Saisonalität: Timing stimmt
Mit dem bald erwarteten Abklingen der Omikron-Welle steht in Europa auch der Frühling vor der Tür: Die Menschen werden sich vermehrt im Freien aufhalten, wo es das Virus schwerer hat, sich auszubreiten. Unabhängig von der Virusvariante muss davon ausgegangen werden, dass die Jahreszeit einen starken Einfluss hat auf das Infektionsgeschehen.
Neue Möglichkeiten in der Medizin
Auch neue Wege in der Medizin werden dabei helfen, die endemische Lage herbeizuführen. Als Beispiel nennt Virologe Drosten einen Corona-Nasenspray, eine sogenannte Lebendimpfung.
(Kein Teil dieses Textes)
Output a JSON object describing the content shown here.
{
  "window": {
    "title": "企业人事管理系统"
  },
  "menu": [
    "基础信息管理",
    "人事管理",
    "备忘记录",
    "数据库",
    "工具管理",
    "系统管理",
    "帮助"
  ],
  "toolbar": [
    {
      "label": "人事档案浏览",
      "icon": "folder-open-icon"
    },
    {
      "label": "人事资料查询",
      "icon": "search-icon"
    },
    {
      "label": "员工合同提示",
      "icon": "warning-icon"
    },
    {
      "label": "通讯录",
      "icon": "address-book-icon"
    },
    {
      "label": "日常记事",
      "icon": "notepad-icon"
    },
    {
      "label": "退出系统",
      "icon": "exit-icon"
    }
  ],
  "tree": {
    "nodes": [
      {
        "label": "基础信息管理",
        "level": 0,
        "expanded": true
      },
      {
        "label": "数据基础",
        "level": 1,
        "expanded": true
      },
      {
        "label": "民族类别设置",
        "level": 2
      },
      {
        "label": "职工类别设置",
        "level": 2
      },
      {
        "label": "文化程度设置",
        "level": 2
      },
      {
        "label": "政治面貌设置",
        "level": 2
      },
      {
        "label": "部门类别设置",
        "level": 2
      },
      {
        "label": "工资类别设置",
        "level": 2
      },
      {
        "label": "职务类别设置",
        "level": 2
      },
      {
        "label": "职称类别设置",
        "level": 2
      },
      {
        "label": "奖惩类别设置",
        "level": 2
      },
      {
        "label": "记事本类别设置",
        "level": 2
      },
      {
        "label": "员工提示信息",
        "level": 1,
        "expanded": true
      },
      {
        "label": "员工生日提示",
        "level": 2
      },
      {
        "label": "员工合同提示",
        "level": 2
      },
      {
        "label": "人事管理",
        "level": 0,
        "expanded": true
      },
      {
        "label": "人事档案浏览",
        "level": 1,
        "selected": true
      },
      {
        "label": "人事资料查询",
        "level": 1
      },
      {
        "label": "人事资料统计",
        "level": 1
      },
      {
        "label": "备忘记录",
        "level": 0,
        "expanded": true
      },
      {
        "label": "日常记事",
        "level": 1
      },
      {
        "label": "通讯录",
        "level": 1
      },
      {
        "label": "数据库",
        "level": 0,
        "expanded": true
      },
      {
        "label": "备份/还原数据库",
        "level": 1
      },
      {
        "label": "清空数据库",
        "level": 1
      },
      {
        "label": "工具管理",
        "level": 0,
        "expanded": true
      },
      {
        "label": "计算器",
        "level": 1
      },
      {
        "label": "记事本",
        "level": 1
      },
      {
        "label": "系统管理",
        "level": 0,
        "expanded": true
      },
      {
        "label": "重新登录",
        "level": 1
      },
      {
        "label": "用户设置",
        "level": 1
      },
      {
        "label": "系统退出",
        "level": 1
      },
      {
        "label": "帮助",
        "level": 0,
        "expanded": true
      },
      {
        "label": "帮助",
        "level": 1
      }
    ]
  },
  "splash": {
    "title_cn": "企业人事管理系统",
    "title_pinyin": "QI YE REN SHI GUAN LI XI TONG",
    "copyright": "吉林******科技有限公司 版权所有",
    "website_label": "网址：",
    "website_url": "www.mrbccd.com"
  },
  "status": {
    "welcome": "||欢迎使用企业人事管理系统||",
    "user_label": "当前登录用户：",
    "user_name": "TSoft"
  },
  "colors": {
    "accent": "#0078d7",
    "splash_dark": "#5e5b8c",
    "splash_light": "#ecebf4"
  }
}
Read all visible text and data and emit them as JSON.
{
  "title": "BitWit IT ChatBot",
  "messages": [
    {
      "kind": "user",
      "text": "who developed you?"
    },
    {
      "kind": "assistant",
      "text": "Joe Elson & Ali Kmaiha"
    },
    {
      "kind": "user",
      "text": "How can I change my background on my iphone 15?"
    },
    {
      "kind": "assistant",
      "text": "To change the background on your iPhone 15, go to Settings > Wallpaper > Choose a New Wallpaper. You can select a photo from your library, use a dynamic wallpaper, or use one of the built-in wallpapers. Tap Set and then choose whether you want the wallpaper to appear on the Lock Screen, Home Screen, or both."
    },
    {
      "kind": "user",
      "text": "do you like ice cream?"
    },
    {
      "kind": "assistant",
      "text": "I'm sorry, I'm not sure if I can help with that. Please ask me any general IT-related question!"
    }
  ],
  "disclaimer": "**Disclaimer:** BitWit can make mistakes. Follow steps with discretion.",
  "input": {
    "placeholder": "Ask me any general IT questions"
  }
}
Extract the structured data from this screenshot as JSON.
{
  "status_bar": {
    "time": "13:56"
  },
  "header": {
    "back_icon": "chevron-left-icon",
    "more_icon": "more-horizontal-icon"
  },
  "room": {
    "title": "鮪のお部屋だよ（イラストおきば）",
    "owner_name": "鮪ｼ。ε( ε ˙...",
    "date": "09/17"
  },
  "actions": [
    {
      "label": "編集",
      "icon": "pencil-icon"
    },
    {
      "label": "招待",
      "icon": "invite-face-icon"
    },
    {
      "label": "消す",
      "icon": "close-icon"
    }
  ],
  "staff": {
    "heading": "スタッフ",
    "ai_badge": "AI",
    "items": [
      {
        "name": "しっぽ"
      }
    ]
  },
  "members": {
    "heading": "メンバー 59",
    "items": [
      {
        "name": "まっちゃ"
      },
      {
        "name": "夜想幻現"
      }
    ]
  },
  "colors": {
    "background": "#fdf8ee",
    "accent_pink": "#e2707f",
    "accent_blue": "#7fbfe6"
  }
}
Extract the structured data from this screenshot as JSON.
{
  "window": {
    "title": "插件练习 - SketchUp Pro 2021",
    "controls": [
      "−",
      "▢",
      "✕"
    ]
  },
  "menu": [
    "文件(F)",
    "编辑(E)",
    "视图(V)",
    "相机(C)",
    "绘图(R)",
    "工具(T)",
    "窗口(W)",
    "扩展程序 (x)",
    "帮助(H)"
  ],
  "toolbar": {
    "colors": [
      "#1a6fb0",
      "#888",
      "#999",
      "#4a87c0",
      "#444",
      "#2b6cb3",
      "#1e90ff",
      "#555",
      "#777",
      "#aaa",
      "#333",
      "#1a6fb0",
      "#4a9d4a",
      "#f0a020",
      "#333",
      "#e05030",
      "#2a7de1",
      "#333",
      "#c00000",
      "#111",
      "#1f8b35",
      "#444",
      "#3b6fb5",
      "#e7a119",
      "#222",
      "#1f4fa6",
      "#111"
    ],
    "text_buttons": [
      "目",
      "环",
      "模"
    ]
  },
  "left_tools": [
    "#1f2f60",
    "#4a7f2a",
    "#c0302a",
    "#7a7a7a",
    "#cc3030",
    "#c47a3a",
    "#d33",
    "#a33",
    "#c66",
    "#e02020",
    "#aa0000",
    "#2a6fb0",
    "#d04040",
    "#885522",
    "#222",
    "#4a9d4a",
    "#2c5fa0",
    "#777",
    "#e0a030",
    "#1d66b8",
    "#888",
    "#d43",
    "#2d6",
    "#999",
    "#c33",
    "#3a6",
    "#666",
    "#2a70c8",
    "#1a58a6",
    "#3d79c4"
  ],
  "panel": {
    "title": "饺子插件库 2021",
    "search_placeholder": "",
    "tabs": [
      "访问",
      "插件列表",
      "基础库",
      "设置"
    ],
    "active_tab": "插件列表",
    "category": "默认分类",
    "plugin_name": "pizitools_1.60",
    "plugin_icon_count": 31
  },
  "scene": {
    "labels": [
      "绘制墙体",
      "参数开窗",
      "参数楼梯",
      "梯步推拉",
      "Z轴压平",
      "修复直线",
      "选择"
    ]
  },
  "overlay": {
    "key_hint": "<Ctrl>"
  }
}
Lebendimpfstoffe enthalten geringe Mengen vermehrungsfähiger Krankheitserreger, die jedoch so abgeschwächt wurden, dass sie die Erkrankung selbst nicht auslösen. Für Drosten ist der Corona-Spray der «nächste Meilenstein» in der Forschung und im Kampf gegen das Virus. Die Erfindung befinde sich in der Zulassung. Er sei sicher, dass das Leben in absehbarer Zeit wieder sein werde wie vor der Pandemie, so Drosten. Auch Medikamente zur Behandlung von Corona nach einer Infektion werden ihren Beitrag zur Normalisierung leisten. Dass man sich jetzt einfach zurücklehnen kann, glaubt Drosten allerdings nicht. «Es könnte sein, dass diejenigen, die noch gar keine Immunität haben, sich zwar mit dem Omikron-Virus, wie es jetzt im Moment ist, infizieren könnten – ohne einen sehr schweren Verlauf zu kriegen. Aber es könnte ebenfalls sein, dass innerhalb von wenigen Wochen plötzlich eine Omikron-Virusvariante da ist, die wieder eine stärker krankmachende Wirkung mitbringt», warnt Drosten.